It turns out that starting a blog is tricky. I finally, after whole actual hours, chose the above picture (the one at the very top of the page, with the cute little naked legs and the Crocs). And then I giggled (for real out loud) as I remembered that moments after I snapped this picture my girl peed all over the Adirondack chair (the one that actually belongs to my neighbor). Not just a little bit. A lot. It pooled at their feet and dripped down through the boards of the porch. I did not panic. I did what any competent and and thoughtful mama would do. I got out the hose. I hosed the porch, I hosed the chair, I hosed the Crocs. Also, I hosed the girls. Then I spent a few moments lost in nostalgia for the sweet days of naked outdoor tea parties and naked time in the garden and . . . . oh, yeah, potty training and pee everywhere. Glad that's over. Kinda. Hosing off pee is not the hard part. It's the fun part. The hard part is not losing your shit because oh, my God! I just asked her if she needed to pee and she said no. Really, just seconds ago she said no. This is not a phenomenon unique to my child. It is a character trait of all 2 year olds. The hard part is also making it back inside after a blissful day outside having a naked* tea party with friends. The hard part is figuring out what to feed your clan. But it's possible. We can all do it. Usually. But not always, and if you can't, order pizza. Or Thai, if you're fancy. *Just the 2 year olds were naked. |
I'm Molly. I'm all in for parenting. I'm all in for good food. All in for big and small outdoor adventures. And really only partly in for homemaking. I want a Martha Stewart home and meal, but the truth is, we mamas just can't do it all. Not really. This shit is tricky!

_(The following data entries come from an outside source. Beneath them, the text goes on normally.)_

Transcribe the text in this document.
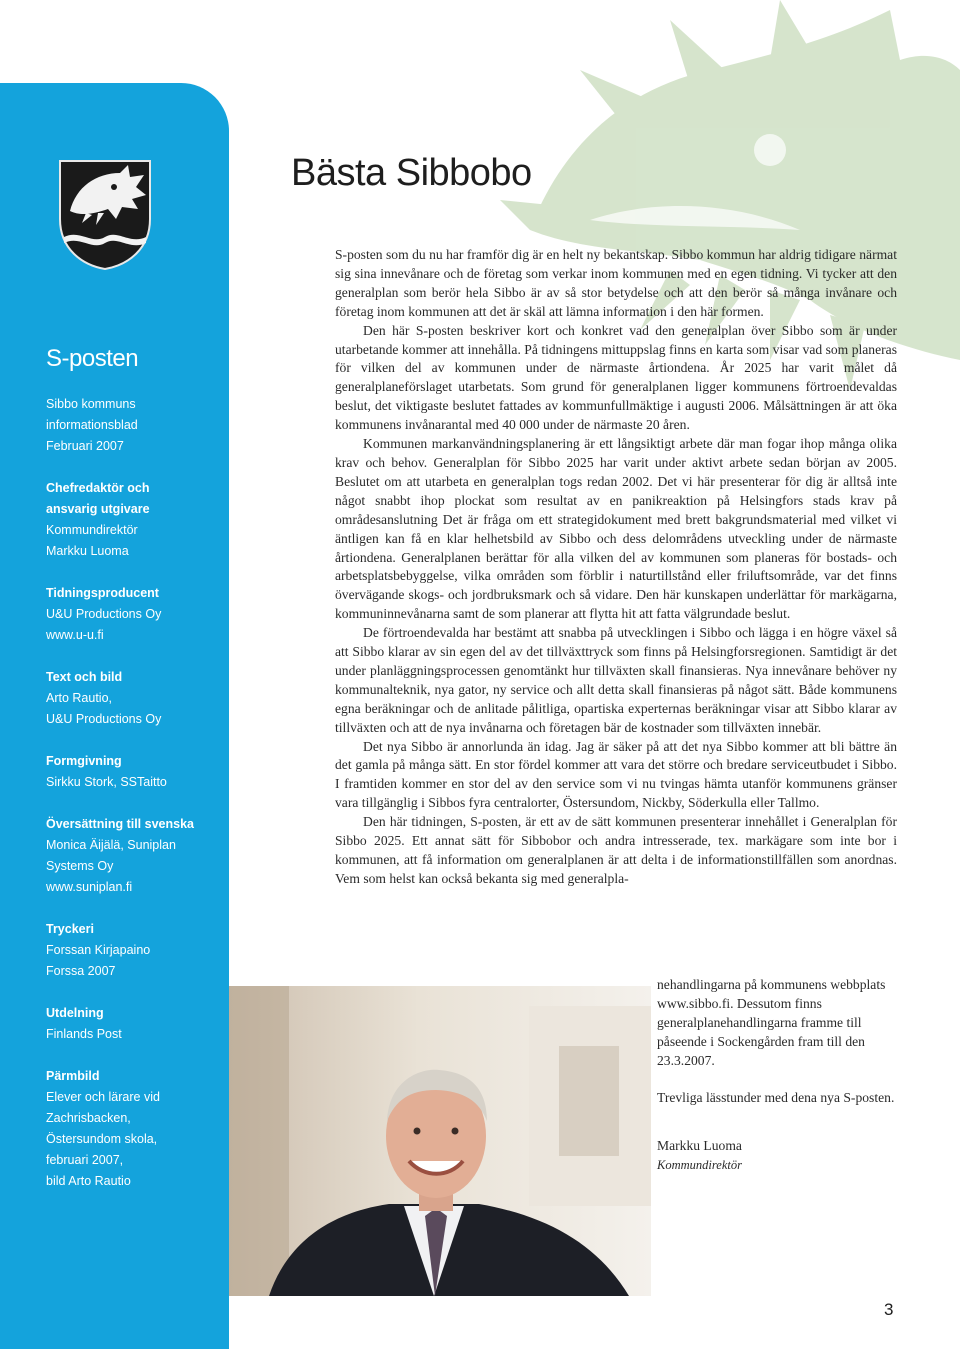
S-posten
Sibbo kommuns
informationsblad
Februari 2007
Chefredaktör och
ansvarig utgivare
Kommundirektör
Markku Luoma
Tidningsproducent
U&U Productions Oy
www.u-u.fi
Text och bild
Arto Rautio,
U&U Productions Oy
Formgivning
Sirkku Stork, SSTaitto
Översättning till svenska
Monica Äijälä, Suniplan
Systems Oy
www.suniplan.fi
Tryckeri
Forssan Kirjapaino
Forssa 2007
Utdelning
Finlands Post
Pärmbild
Elever och lärare vid
Zachrisbacken,
Östersundom skola,
februari 2007,
bild Arto Rautio
Bästa Sibbobo

S-posten som du nu har framför dig är en helt ny bekantskap. Sibbo kommun har aldrig tidigare närmat sig sina innevånare och de företag som verkar inom kommunen med en egen tidning. Vi tycker att den generalplan som berör hela Sibbo är av så stor betydelse och att den berör så många invånare och företag inom kommunen att det är skäl att lämna information i den här formen.

Den här S-posten beskriver kort och konkret vad den generalplan över Sibbo som är under utarbetande kommer att innehålla. På tidningens mittuppslag finns en karta som visar vad som planeras för vilken del av kommunen under de närmaste årtiondena. År 2025 har varit målet då generalplaneförslaget utarbetats. Som grund för generalplanen ligger kommunens förtroendevaldas beslut, det viktigaste beslutet fattades av kommunfullmäktige i augusti 2006. Målsättningen är att öka kommunens invånarantal med 40 000 under de närmaste 20 åren.

Kommunen markanvändningsplanering är ett långsiktigt arbete där man fogar ihop många olika krav och behov. Generalplan för Sibbo 2025 har varit under aktivt arbete sedan början av 2005. Beslutet om att utarbeta en generalplan togs redan 2002. Det vi här presenterar för dig är alltså inte något snabbt ihop plockat som resultat av en panikreaktion på Helsingfors stads krav på områdesanslutning Det är fråga om ett strategidokument med brett bakgrundsmaterial med vilket vi äntligen kan få en klar helhetsbild av Sibbo och dess delområdens utveckling under de närmaste årtiondena. Generalplanen berättar för alla vilken del av kommunen som planeras för bostads- och arbetsplatsbebyggelse, vilka områden som förblir i naturtillstånd eller friluftsområde, var det finns övervägande skogs- och jordbruksmark och så vidare. Den här kunskapen underlättar för markägarna, kommuninnevånarna samt de som planerar att flytta hit att fatta välgrundade beslut.

De förtroendevalda har bestämt att snabba på utvecklingen i Sibbo och lägga i en högre växel så att Sibbo klarar av sin egen del av det tillväxttryck som finns på Helsingforsregionen. Samtidigt är det under planläggningsprocessen genomtänkt hur tillväxten skall finansieras. Nya innevånare behöver ny kommunalteknik, nya gator, ny service och allt detta skall finansieras på något sätt. Både kommunens egna beräkningar och de anlitade pålitliga, opartiska experternas beräkningar visar att Sibbo klarar av tillväxten och att de nya invånarna och företagen bär de kostnader som tillväxten innebär.

Det nya Sibbo är annorlunda än idag. Jag är säker på att det nya Sibbo kommer att bli bättre än det gamla på många sätt. En stor fördel kommer att vara det större och bredare serviceutbudet i Sibbo. I framtiden kommer en stor del av den service som vi nu tvingas hämta utanför kommunens gränser vara tillgänglig i Sibbos fyra centralorter, Östersundom, Nickby, Söderkulla eller Tallmo.

Den här tidningen, S-posten, är ett av de sätt kommunen presenterar innehållet i Generalplan för Sibbo 2025. Ett annat sätt för Sibbobor och andra intresserade, tex. markägare som inte bor i kommunen, att få information om generalplanen är att delta i de informationstillfällen som anordnas. Vem som helst kan också bekanta sig med generalpla-

nehandlingarna på kommunens webbplats www.sibbo.fi. Dessutom finns generalplanehandlingarna framme till påseende i Sockengården fram till den 23.3.2007.

Trevliga lässtunder med dena nya S-posten.

Markku Luoma

Kommundirektör

3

This is a collection of musings and missives about parenting like you mean it. I mean really mean it. About how you can pull off a really mostly decent meal, keep your house kinda clean, do some of your laundry, and also even remember to usually feed your pets. But mostly about how being a mama is hard and we can totally rock it, but maybe that dream of perfection has got to give a little.